*Bölüm 20: "Derdim sana derman olsun, haberin yok ölüyorum."

162 28 45
                                    

Hoş geldiniz ♡

Mor ve Ötesi, Oyunbozan

***

"Nasıl yani? Öyle birden bire söylediğim şeye onay mı veriyorsun gerçekten? Düzenini alt üst edeceğim, Yugyeom. Hiçbir şey senin için eskisi gibi olmayabilir."

"Yeni bir düzen kurarız." dedi duydukları ardından, Yeom. Bunları söylüyorken istekli ve kararlıydı fakat sonra duraksadı; ne yapacağını bilmez halde saçlarını karıştırdı sağ eliyle, utanmış gibiydi. Manasız birtakım mırıltılar çıkardıktan sonra az evvel kurduğu cümleyi destekleyen bir sebep sundu:

"Yani gidersek bir süre birlikte yaşamamız gerekecek ya ben o yüzden-"

Jungkook lafını bölerek, "Biliyorum." deyince ortamda mistik bir sessizlik peyda olmuştu.

Mavi gözlü oğlan ayaklanarak ne yapacağını bilemez hâlde sağa ve sola sırasıyla yürüyerek volta atıp durdu. Telaşlıydı. "Gitmeden evvel yapmak istediğim bir şey var." diyerek Yugyeom'a döndüğünde, Yugyeom şaşkın bir ifade ile harelerine bakıyordu.

"Bunun için Hoseok hyungun stüdyosuna uğramam gerekecek."

Yugyeom anlamayarak kaşlarını çattığında Jungkook onun bu ifadesine aldırmadı ve ayrıntıya girmedi.

"Sen Bambam'a git. Olan biten her şeyi anlat ona. Senin ardından bırakacaklarınla ilgilenmesi için ricada bulun-"

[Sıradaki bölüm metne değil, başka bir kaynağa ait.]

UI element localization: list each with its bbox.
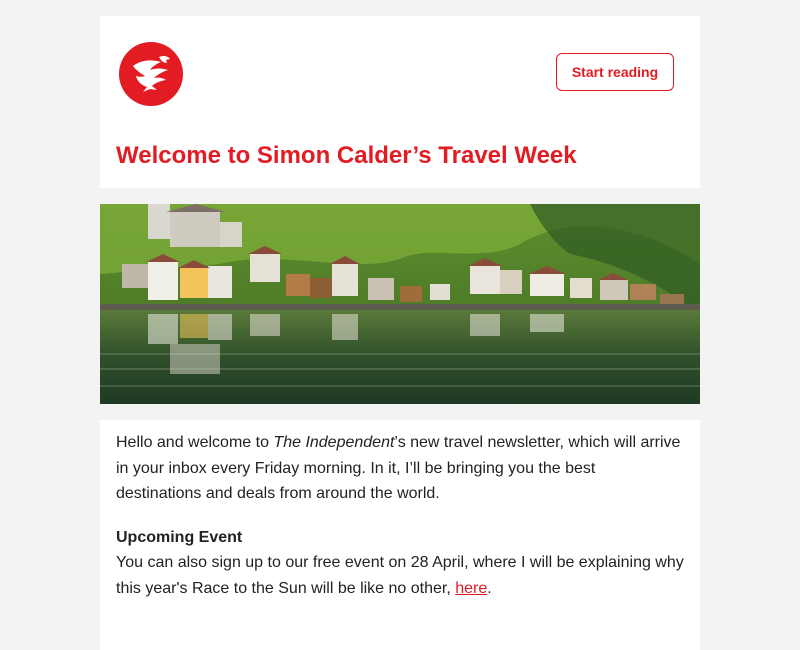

Konuştuğu esnada ağzından dökülen kelamların ayırdına varınca içinden, ben neden bahsediyorum, diye geçirip gözlerini bir anlığına kapadı, sağlıklı düşünmeye çalıştı:

"Yugyeom... Gerçekten... Kendimi merhametsiz, bencil herifin teki gibi hissediyorum şimdi; derhal gitmek zorunda değiliz elbette. Biraz beklemek senin için en hayırlısı olacaktır; çok teşekkür ederim ama nihayetinde bana uymak için kendi hayatınla oynayacaksın. Akıl alır gibi değil! Hoş... Öncesinde bu teklifi sana sunan ben akıl alır türden değilim ya... Bir hışımla karar aldım evet, bunun bilincindeyim; fakat bunu senin tarafından iyice düşünemedim, bu sorunluluğun ağırlığını senin omuzlarına yükleyemem, bi' kere bu benim haddime değil. En yakın arkadaşın olsam bile senden bunu rica etmem hataydı. Yalnız gidebilirim."

Son cümleyi kurarken yalnızlık kelimesi nedense canını acıtmıştı.

Yugyeom, "Gidelim, Jeon." diye tekrar kararlılıkla konuştu. "Bu şehir beni de boğmaya başladı. Ben her şeyi halledeceğim, sen kafanı bu gibi şeylere takmayı bırak öncelikle. Ben iyiyim. Seni yalnız bırakamam ayrıca, saçmalamana bir son ver bakalım. Elbette bana diyecektin, yoksa sana çocuk gibi küserdim emin ol." Burnunu kırıştırarak haylazca gülümsediğinde Jungkook çocukluğunda, onunla olan candan günlerini anımsayarak duygulanmıştı.

Yugyeom yerinde kıpırdanıp, "Rızam olmasa olur der miydim hem?" diye eklemişti. Jungkook onu onaylar şekilde başını sallayarak, "İyi ki varsın." deyip yanına giderek ona kocaman sarılmıştı. Ağlamak istemiyordu, bu yüzden hemen kendisini toparlayarak o buhrandan çıktı.

"Tabloyu rahatça götürebilmen için bugün buraya arabayla gelmiş olman iyi oldu. Onu yalnız taşıyabilir misin? Gitmeden sana yardım etmek için bekleyebilirim."

Yugyeom araba kullanmıyordu fakat Jungkook'un hastalandığı günden sonra tabusunu yıkayarak garajda öylece bekleyen ve babasına ait olan o arabayı kullanmaya başlamıştı. Arabalardan korkuyordu. Doğrusu araba kullanmaktan... Babasının ölümünden sonra hiçbir zaman süremeyeceğini sanırdı.